Mr. Speaker, last May the auditor general tabled his report in this House. In that report he included a chapter regarding the family trusts which he believed should be brought to the attention of this House. With hindsight, I think he was absolutely correct in doing so.
Just today for example, the Minister of National Revenue in this House not even an hour ago said that the report by the finance committee on the issue would "ameliorate the deficiencies in her department".
The report by the finance committee was based on the referral of the family trust issue to the committee. The mandate given by the Minister of Finance was not to pass judgment on the work of the auditor general but to look into the matter regarding the taxation of family trusts.
I find it disconcerting that the finance committee would take the mandate that was given to it and go beyond that mandate and pass judgment and comment on the work of the auditor general who is an officer of this House, not an officer of the committee.
If I may quote from the finance committee report, on page 6 it states: "Revenue Canada and the Department of Finance could have more fully documented the decision making process that led to the rulings". That has to be one of the great understatements of this Parliament.
Let me give a quick synopsis of the documentation as the auditor general found it.
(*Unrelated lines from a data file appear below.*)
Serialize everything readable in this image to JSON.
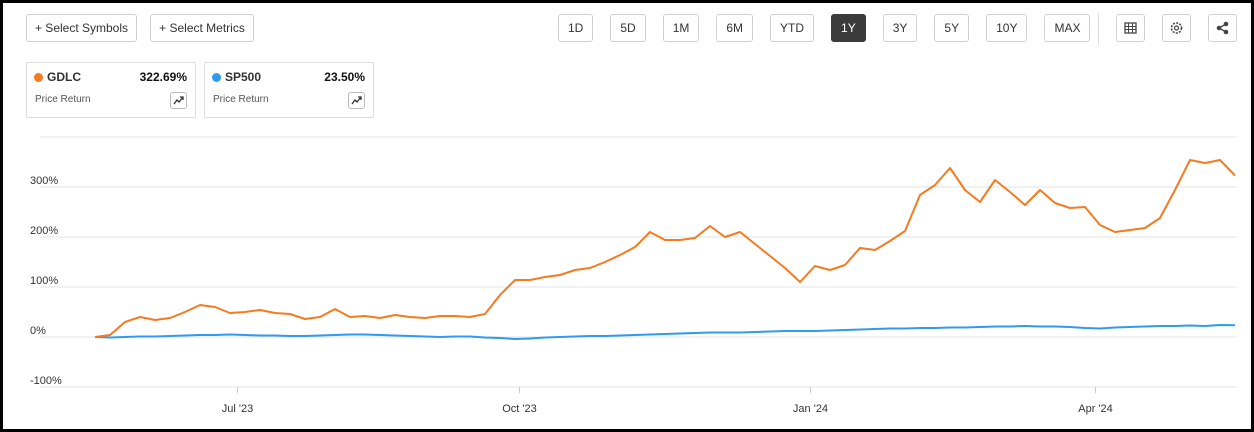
{
  "toolbar": {
    "buttons": [
      "+ Select Symbols",
      "+ Select Metrics"
    ],
    "periods": [
      "1D",
      "5D",
      "1M",
      "6M",
      "YTD",
      "1Y",
      "3Y",
      "5Y",
      "10Y",
      "MAX"
    ],
    "active_period": "1Y"
  },
  "cards": [
    {
      "name": "GDLC",
      "change": "322.69%",
      "metric": "Price Return"
    },
    {
      "name": "SP500",
      "change": "23.50%",
      "metric": "Price Return"
    }
  ],
  "chart_data": {
    "type": "line",
    "xlim": [
      0,
      76
    ],
    "xticks": [
      {
        "value": 9.5,
        "label": "Jul '23"
      },
      {
        "value": 28.3,
        "label": "Oct '23"
      },
      {
        "value": 47.7,
        "label": "Jan '24"
      },
      {
        "value": 66.7,
        "label": "Apr '24"
      }
    ],
    "ylim": [
      -100,
      400
    ],
    "yticks": [
      {
        "value": -100,
        "label": "-100%"
      },
      {
        "value": 0,
        "label": "0%"
      },
      {
        "value": 100,
        "label": "100%"
      },
      {
        "value": 200,
        "label": "200%"
      },
      {
        "value": 300,
        "label": "300%"
      }
    ],
    "grid": true,
    "series": [
      {
        "name": "GDLC",
        "color": "#f47b20",
        "values": [
          0,
          4,
          30,
          40,
          34,
          38,
          50,
          64,
          60,
          48,
          50,
          54,
          48,
          46,
          36,
          40,
          56,
          40,
          42,
          38,
          44,
          40,
          38,
          42,
          42,
          40,
          46,
          84,
          114,
          114,
          120,
          124,
          134,
          138,
          150,
          164,
          180,
          210,
          194,
          194,
          198,
          222,
          200,
          210,
          186,
          162,
          138,
          110,
          142,
          134,
          144,
          178,
          174,
          192,
          212,
          284,
          304,
          338,
          294,
          270,
          314,
          290,
          264,
          294,
          268,
          258,
          260,
          224,
          210,
          214,
          218,
          238,
          294,
          354,
          348,
          354,
          323
        ]
      },
      {
        "name": "SP500",
        "color": "#2f9bf0",
        "values": [
          0,
          -1,
          0,
          1,
          1,
          2,
          3,
          4,
          4,
          5,
          4,
          3,
          3,
          2,
          2,
          3,
          4,
          5,
          5,
          4,
          3,
          2,
          1,
          0,
          1,
          1,
          -1,
          -2,
          -4,
          -3,
          -1,
          0,
          1,
          2,
          2,
          3,
          4,
          5,
          6,
          7,
          8,
          9,
          9,
          9,
          10,
          11,
          12,
          12,
          12,
          13,
          14,
          15,
          16,
          17,
          17,
          18,
          18,
          19,
          19,
          20,
          21,
          21,
          22,
          21,
          21,
          20,
          18,
          17,
          19,
          20,
          21,
          22,
          22,
          23,
          22,
          24,
          23.5
        ]
      }
    ]
  }
}
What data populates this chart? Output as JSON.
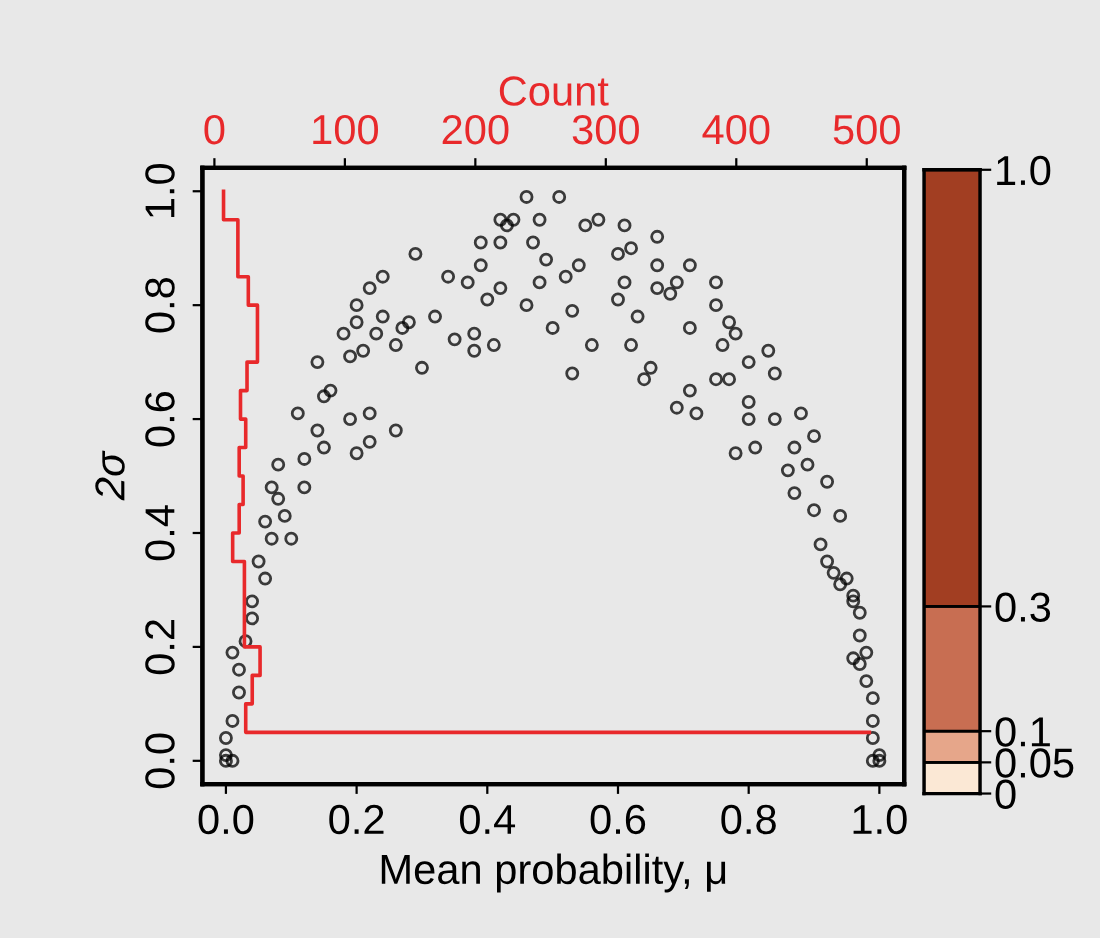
{
  "chart_data": [
    {
      "type": "scatter",
      "xlabel": "Mean probability, μ",
      "ylabel": "2σ",
      "x2label": "Count",
      "xlim": [
        -0.036,
        1.038
      ],
      "ylim": [
        -0.041,
        1.041
      ],
      "x2lim": [
        -9.2,
        528.7
      ],
      "xticks": [
        {
          "value": 0,
          "label": "0.0"
        },
        {
          "value": 0.2,
          "label": "0.2"
        },
        {
          "value": 0.4,
          "label": "0.4"
        },
        {
          "value": 0.6,
          "label": "0.6"
        },
        {
          "value": 0.8,
          "label": "0.8"
        },
        {
          "value": 1,
          "label": "1.0"
        }
      ],
      "yticks": [
        {
          "value": 0,
          "label": "0.0"
        },
        {
          "value": 0.2,
          "label": "0.2"
        },
        {
          "value": 0.4,
          "label": "0.4"
        },
        {
          "value": 0.6,
          "label": "0.6"
        },
        {
          "value": 0.8,
          "label": "0.8"
        },
        {
          "value": 1,
          "label": "1.0"
        }
      ],
      "x2ticks": [
        0,
        100,
        200,
        300,
        400,
        500
      ],
      "grid": false,
      "series": [
        {
          "type": "scatter",
          "color": "#000000",
          "marker": "circle",
          "x": [
            0.46,
            0.51,
            0.42,
            0.44,
            0.48,
            0.43,
            0.55,
            0.57,
            0.61,
            0.39,
            0.42,
            0.47,
            0.49,
            0.54,
            0.6,
            0.62,
            0.66,
            0.66,
            0.71,
            0.39,
            0.29,
            0.34,
            0.37,
            0.42,
            0.48,
            0.52,
            0.61,
            0.66,
            0.69,
            0.75,
            0.53,
            0.46,
            0.4,
            0.32,
            0.28,
            0.24,
            0.22,
            0.2,
            0.18,
            0.24,
            0.27,
            0.2,
            0.23,
            0.14,
            0.19,
            0.21,
            0.26,
            0.3,
            0.35,
            0.38,
            0.38,
            0.41,
            0.5,
            0.56,
            0.62,
            0.53,
            0.65,
            0.64,
            0.6,
            0.63,
            0.68,
            0.71,
            0.75,
            0.77,
            0.78,
            0.76,
            0.75,
            0.77,
            0.69,
            0.71,
            0.72,
            0.8,
            0.83,
            0.84,
            0.8,
            0.8,
            0.78,
            0.81,
            0.84,
            0.88,
            0.9,
            0.87,
            0.86,
            0.89,
            0.92,
            0.87,
            0.94,
            0.9,
            0.91,
            0.92,
            0.93,
            0.95,
            0.96,
            0.97,
            0.97,
            0.98,
            0.96,
            0.98,
            0.99,
            0.99,
            0.99,
            1.0,
            1.0,
            0.99,
            0.96,
            0.94,
            0.97,
            0.11,
            0.15,
            0.16,
            0.14,
            0.15,
            0.19,
            0.22,
            0.2,
            0.22,
            0.26,
            0.08,
            0.07,
            0.12,
            0.12,
            0.08,
            0.09,
            0.06,
            0.07,
            0.1,
            0.05,
            0.06,
            0.04,
            0.04,
            0.03,
            0.01,
            0.02,
            0.02,
            0.01,
            0.0,
            0.0,
            0.0,
            0.01
          ],
          "values": [
            0.99,
            0.99,
            0.95,
            0.95,
            0.95,
            0.94,
            0.94,
            0.95,
            0.94,
            0.91,
            0.91,
            0.91,
            0.88,
            0.87,
            0.89,
            0.9,
            0.92,
            0.87,
            0.87,
            0.87,
            0.89,
            0.85,
            0.84,
            0.83,
            0.84,
            0.85,
            0.84,
            0.83,
            0.84,
            0.84,
            0.79,
            0.8,
            0.81,
            0.78,
            0.77,
            0.85,
            0.83,
            0.8,
            0.75,
            0.78,
            0.76,
            0.77,
            0.75,
            0.7,
            0.71,
            0.72,
            0.73,
            0.69,
            0.74,
            0.75,
            0.72,
            0.73,
            0.76,
            0.73,
            0.73,
            0.68,
            0.69,
            0.67,
            0.81,
            0.78,
            0.82,
            0.76,
            0.8,
            0.77,
            0.75,
            0.73,
            0.67,
            0.67,
            0.62,
            0.65,
            0.61,
            0.7,
            0.72,
            0.68,
            0.63,
            0.6,
            0.54,
            0.55,
            0.6,
            0.61,
            0.57,
            0.55,
            0.51,
            0.52,
            0.49,
            0.47,
            0.43,
            0.44,
            0.38,
            0.35,
            0.33,
            0.32,
            0.29,
            0.26,
            0.22,
            0.19,
            0.18,
            0.14,
            0.11,
            0.07,
            0.04,
            0.01,
            0.0,
            0.0,
            0.28,
            0.31,
            0.17,
            0.61,
            0.64,
            0.65,
            0.58,
            0.55,
            0.6,
            0.61,
            0.54,
            0.56,
            0.58,
            0.52,
            0.48,
            0.53,
            0.48,
            0.46,
            0.43,
            0.42,
            0.39,
            0.39,
            0.35,
            0.32,
            0.28,
            0.25,
            0.21,
            0.19,
            0.16,
            0.12,
            0.07,
            0.04,
            0.01,
            0.0,
            0.0
          ]
        },
        {
          "type": "line",
          "axis": "x2",
          "color": "#e8292b",
          "marker": "none",
          "x": [
            7,
            7,
            18,
            18,
            26,
            26,
            33,
            33,
            25,
            25,
            20,
            20,
            24,
            24,
            19,
            19,
            22,
            22,
            19,
            19,
            14,
            14,
            23,
            23,
            35,
            35,
            29,
            29,
            24,
            24,
            502
          ],
          "values": [
            1.0,
            0.95,
            0.95,
            0.85,
            0.85,
            0.8,
            0.8,
            0.7,
            0.7,
            0.65,
            0.65,
            0.6,
            0.6,
            0.55,
            0.55,
            0.5,
            0.5,
            0.45,
            0.45,
            0.4,
            0.4,
            0.35,
            0.35,
            0.2,
            0.2,
            0.15,
            0.15,
            0.1,
            0.1,
            0.05,
            0.05
          ]
        }
      ]
    },
    {
      "type": "bar",
      "stacked": true,
      "categories": [
        null
      ],
      "tick_labels": "y",
      "ylim": [
        0,
        1
      ],
      "yticks": [
        0,
        0.05,
        0.1,
        0.3,
        {
          "value": 1,
          "label": "1.0"
        }
      ],
      "series": [
        {
          "color": "#fbe8d5",
          "values": [
            0.05
          ]
        },
        {
          "color": "#e6a68a",
          "values": [
            0.05
          ]
        },
        {
          "color": "#c86e52",
          "values": [
            0.2
          ]
        },
        {
          "color": "#a23e22",
          "values": [
            0.7
          ]
        }
      ]
    }
  ]
}
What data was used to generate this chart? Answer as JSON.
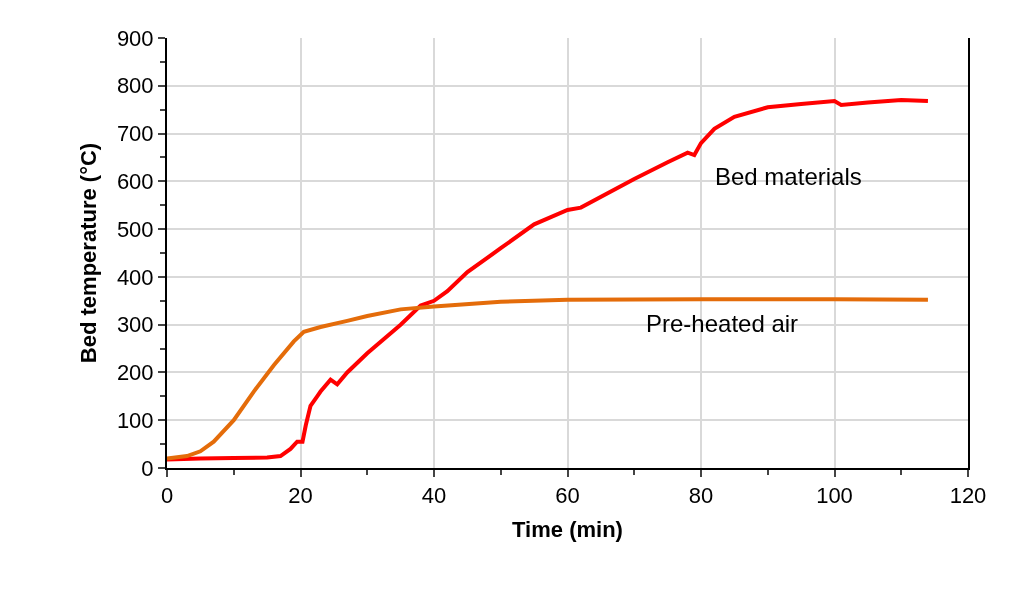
{
  "chart_data": {
    "type": "line",
    "xlabel": "Time (min)",
    "ylabel": "Bed temperature (°C)",
    "xlim": [
      0,
      120
    ],
    "xticks": [
      0,
      20,
      40,
      60,
      80,
      100,
      120
    ],
    "ylim": [
      0,
      900
    ],
    "yticks": [
      0,
      100,
      200,
      300,
      400,
      500,
      600,
      700,
      800,
      900
    ],
    "grid": true,
    "legend": false,
    "marker": "none",
    "line_style": "solid",
    "series": [
      {
        "name": "Bed materials",
        "color": "#ff0000",
        "x": [
          0,
          5,
          10,
          15,
          17,
          18.5,
          19.5,
          20.3,
          20.8,
          21.5,
          22.5,
          23,
          24.5,
          25.5,
          27,
          30,
          35,
          38,
          40,
          42,
          45,
          50,
          55,
          60,
          62,
          70,
          75,
          78,
          79,
          80,
          82,
          85,
          90,
          95,
          100,
          101,
          105,
          110,
          114
        ],
        "values": [
          18,
          20,
          21,
          22,
          25,
          40,
          55,
          55,
          90,
          130,
          150,
          160,
          185,
          175,
          200,
          240,
          300,
          340,
          350,
          370,
          410,
          460,
          510,
          540,
          545,
          605,
          640,
          660,
          655,
          680,
          710,
          735,
          755,
          762,
          768,
          760,
          765,
          770,
          768
        ]
      },
      {
        "name": "Pre-heated air",
        "color": "#e46c0a",
        "x": [
          0,
          3,
          5,
          7,
          10,
          13,
          16,
          19,
          20.5,
          23,
          27,
          30,
          35,
          40,
          50,
          60,
          80,
          100,
          114
        ],
        "values": [
          20,
          25,
          35,
          55,
          100,
          160,
          215,
          265,
          285,
          295,
          308,
          318,
          332,
          338,
          348,
          352,
          353,
          353,
          352
        ]
      }
    ]
  }
}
On December 3, 1991, Revenue Canada advised the Department of Finance of the proposed transactions and that it intended to refuse to grant a favourable ruling.
On December 12 Revenue Canada's rulings review committee decided that a favourable ruling should not be provided. On the same day, Revenue Canada advised finance that it would not rule and requested finance to leave the interpretation of the act to it.
On December 16 the taxpayers' representatives were advised that a favourable ruling would not be provided.
On December 18 Revenue Canada informed the taxpayers' representatives that it could not accept their offer of December 16, 1991.
On December 18, a memorandum was prepared for the assistant deputy minister of Revenue Canada advising the deputy minister that the department was unable to rule favourably.
On December 23 a revised memorandum is prepared for the deputy minister advising that the taxpayers' proposal is not acceptable.
That is a document of the transactions in this case.
On December 23, the very same day the memorandum was prepared saying that it was not acceptable, all records of all meetings ceased. Somehow later that day there was a complete and absolute turnaround in the decision making by the Department of National Revenue admittedly at the urging of the Department of Finance. The ruling was completely and absolutely reversed.
The point the auditor general brought to the attention of this House was that an issue of this magnitude affecting hundreds of millions of dollars of tax revenue, whether the ruling was right or wrong, the process by which they arrived at the decision that was ultimately communicated was absolutely and totally unjustified. There was no documentation whatsoever that the auditor general could find to support the favourable ruling. Every meeting that was documented from the time it was first received until the day a turnaround was done said they could not justify granting a favourable ruling.
It was not whether or not the issue was correct. It was the method by which it was done. As the auditor general has stated, as an officer of this House, as an auditor, when he finds this type of
decision making, what else is he to do but to bring it to the attention of the House?
That he did and that he was absolutely correct in doing. For that, he has been chastized by the finance committee. If I may quote from page 3 of the report: "It would be asking too much however to expect the auditor general also to scrutinize the day to day work of each of the many technical professionals in the public service". Going on: "In short, the auditor general cannot be asked to intervene in the public servants' reasonable exercise of their professional judgment".
Is this reasonable exercise of their professional judgment? Absolutely not. The whole paper trail says that they were going to rule adversely and somehow, somebody in one day turned that absolutely and completely around.
Continuing on, the report says: "Public servants, like other workers cannot be held to an impossible standard of perfection. Provided their actions are reasonable, professionally competent and carried out in good faith, they should be allowed to do their work without fear of being pilloried many years later for those actions". There is no way the actions by Revenue Canada can be considered reasonable, professionally competent and carried out in good faith when there is no documentation to support their decision making.
Another issue I would like to bring up is the report by the finance committee criticizing the auditor general for allowing the breach of the confidentiality rule as far as Revenue Canada is concerned. That is a hypocrisy, if I may say so.
We have before us at this time Bill C-41 and page 16 says: "The information banks that may be searched under this part are the information banks designated by the regulations from among the information banks controlled by the Department of National Health and Welfare, the Department of National Revenue and the Canada Employment and Immigration Commission".
The Divorce Act is being amended to allow the information bank of the Department of National Revenue to be available to be searched. Therefore, this idea that the auditor general has breached the confidentiality of the Income Tax Act is a hypocrisy on behalf of the government.
The finance committee should respect the mandate given to it by the Minister of Finance: to investigate the circumstances surrounding this family trust. Therefore, I would like to move an amendment. I move:
That the motion be amended by deleting all the words after the words "September 18, 1996" and substituting the following:
"be not now concurred in but that it be recommitted to the Standing Committee on Finance with instruction to amend the same to remove all references to the mandate of the auditor general."